Il contributo di maggiore attualità resta però quello di Nelson Lichtenstein sul «trionfalismo del mercato», probabilmente la singola eredità più duratura e importante di questa narrazione della guerra fredda, attorno a cui si è maturata l’obsolescenza definitiva non solo di ogni ipotesi di tipo socialista, ma perfino di qualsiasi ipotesi di «regolazione» che era appartenuta in passato alla socialdemocrazia, ai fautori del New Deal o perfino a regimi autocratici e dittatoriali. Il declino delle idee incentrate sul ruolo dello Stato come ridistributore della ricchezza, sulla possibilità di una programmazione economica nel contesto di un sistema democratico, va analizzato, per Lichtenstein, nel quadro di una incomprensione degli scenari futuri che accomunò, soprattutto negli anni Sessanta e Settanta, tanto i conservatori quanto i progressisti, non esclusa la nuova sinistra che, invece di discutere sui vantaggi e i pericoli del capitalismo di mercato, sui suoi vizi e virtù reali, ne riteneva storicamente esaurita la spinta espansiva, ipotizzando una fase di transizione ben diversa da quella che si ebbe poi a manifestare negli anni Novanta.

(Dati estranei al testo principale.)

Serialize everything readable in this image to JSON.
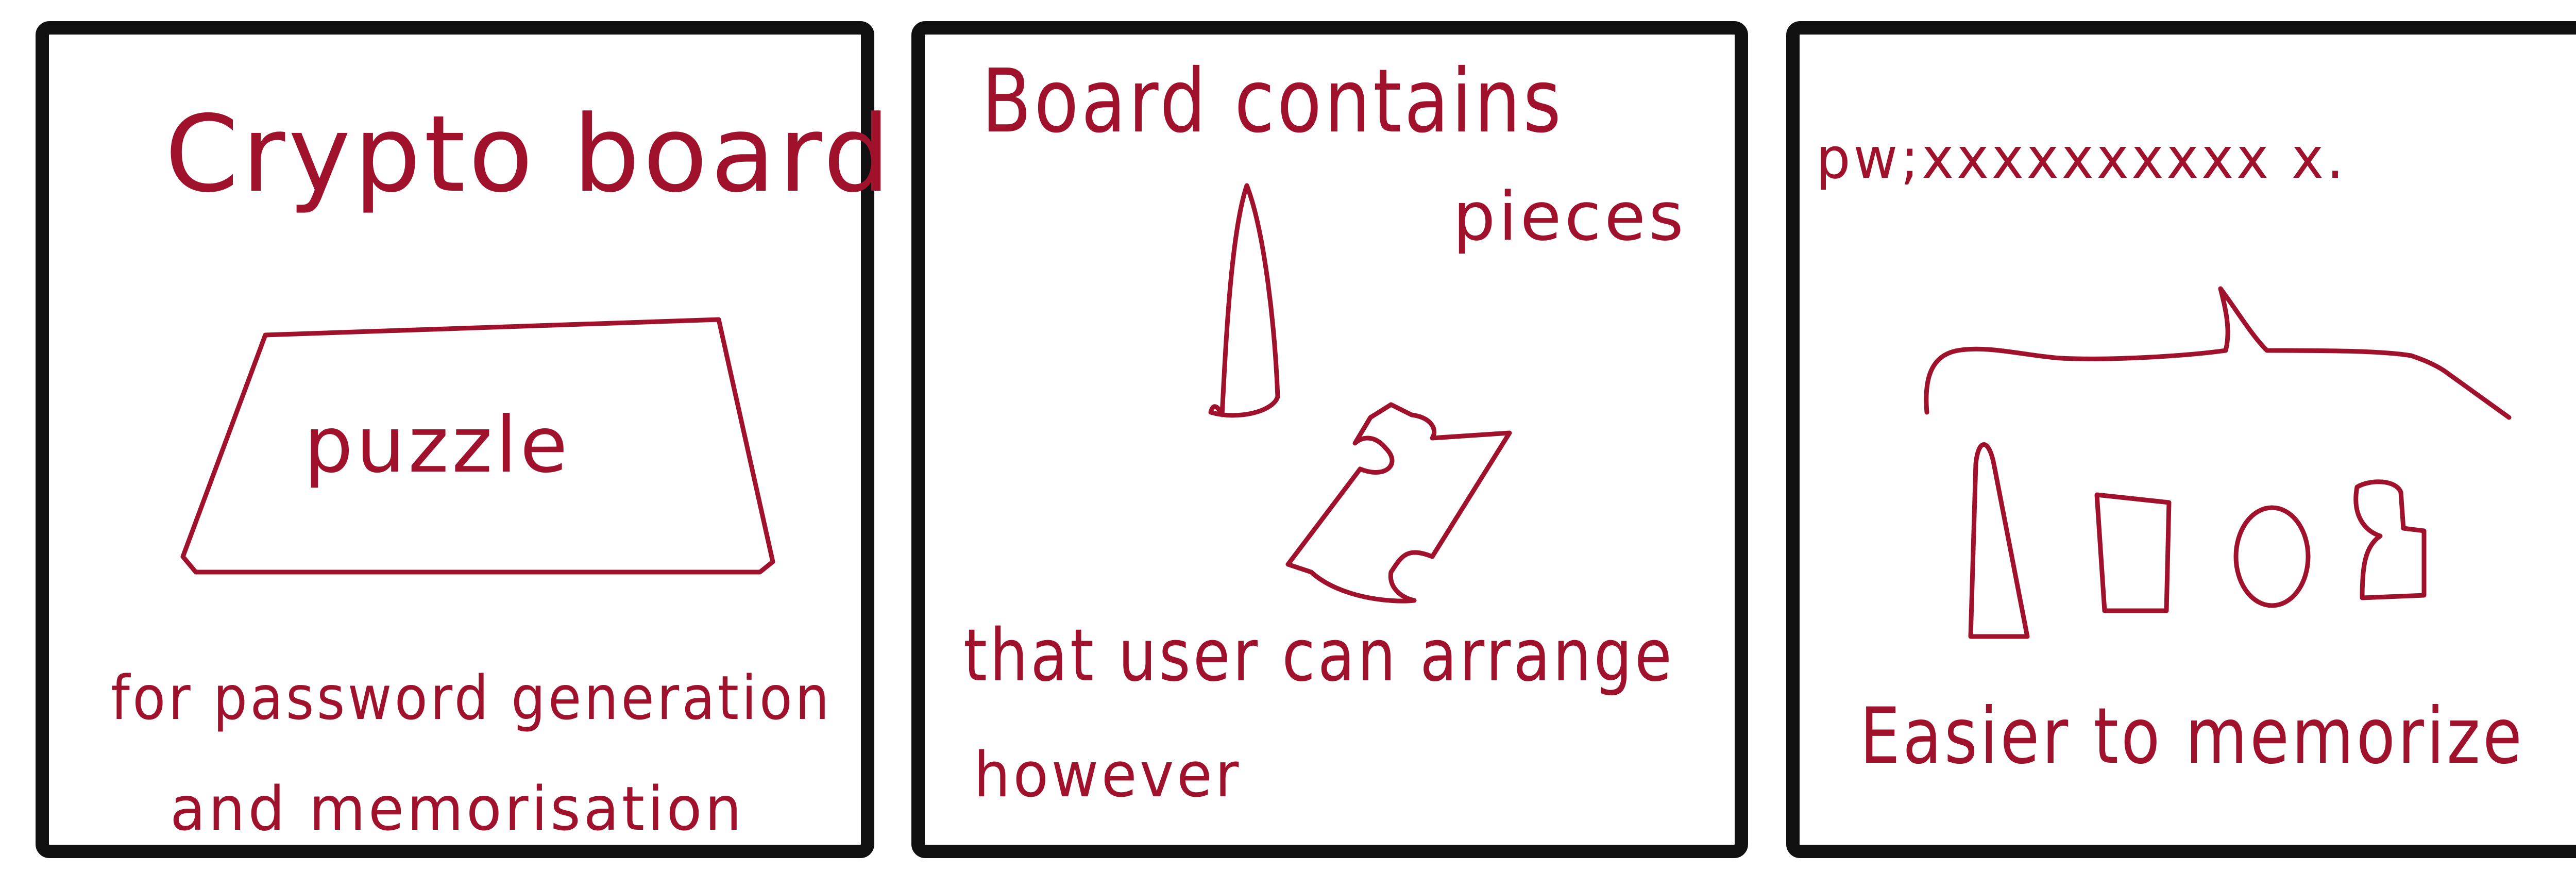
{
  "colors": {
    "ink": "#a0112b",
    "frame": "#111111",
    "background": "#ffffff"
  },
  "panels": [
    {
      "title": "Crypto board",
      "shape_label": "puzzle",
      "caption_line1": "for password generation",
      "caption_line2": "and memorisation"
    },
    {
      "title_line1": "Board contains",
      "title_line2": "pieces",
      "caption_line1": "that user can arrange",
      "caption_line2": "however"
    },
    {
      "header": "pw;xxxxxxxxxx x.",
      "caption": "Easier to memorize"
    }
  ]
}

Una critica profonda e circostanziata del semplicismo dei «vincitori» della guerra fredda porta con sé anche una critica puntuale e approfondita dell’operato della sinistra, riformista o anticapitalista che fosse, imbrigliata nella costruzione di una democrazia consensuale o di una democrazia partecipativa, mentre il mondo postfordista assumeva pian piano le forme inattese del dopo guerra fredda. In questo ripensamento del passato con lo sguardo ai problemi del presente, particolarmente acuta è l’osservazione di Ellen Schrecker per cui la guerra fredda del bipolarismo, lungi dall’essere quel periodo di pace e di progresso che fu forse soltanto per l’Europa, rappresentò anche un indebolimento permanente del sistema mondiale basato sulle Nazioni Unite e sugli organismi internazionali, una debolezza che si è ulteriormente aggravata dopo la guerra fredda, ma che ad essa va fatta risalire.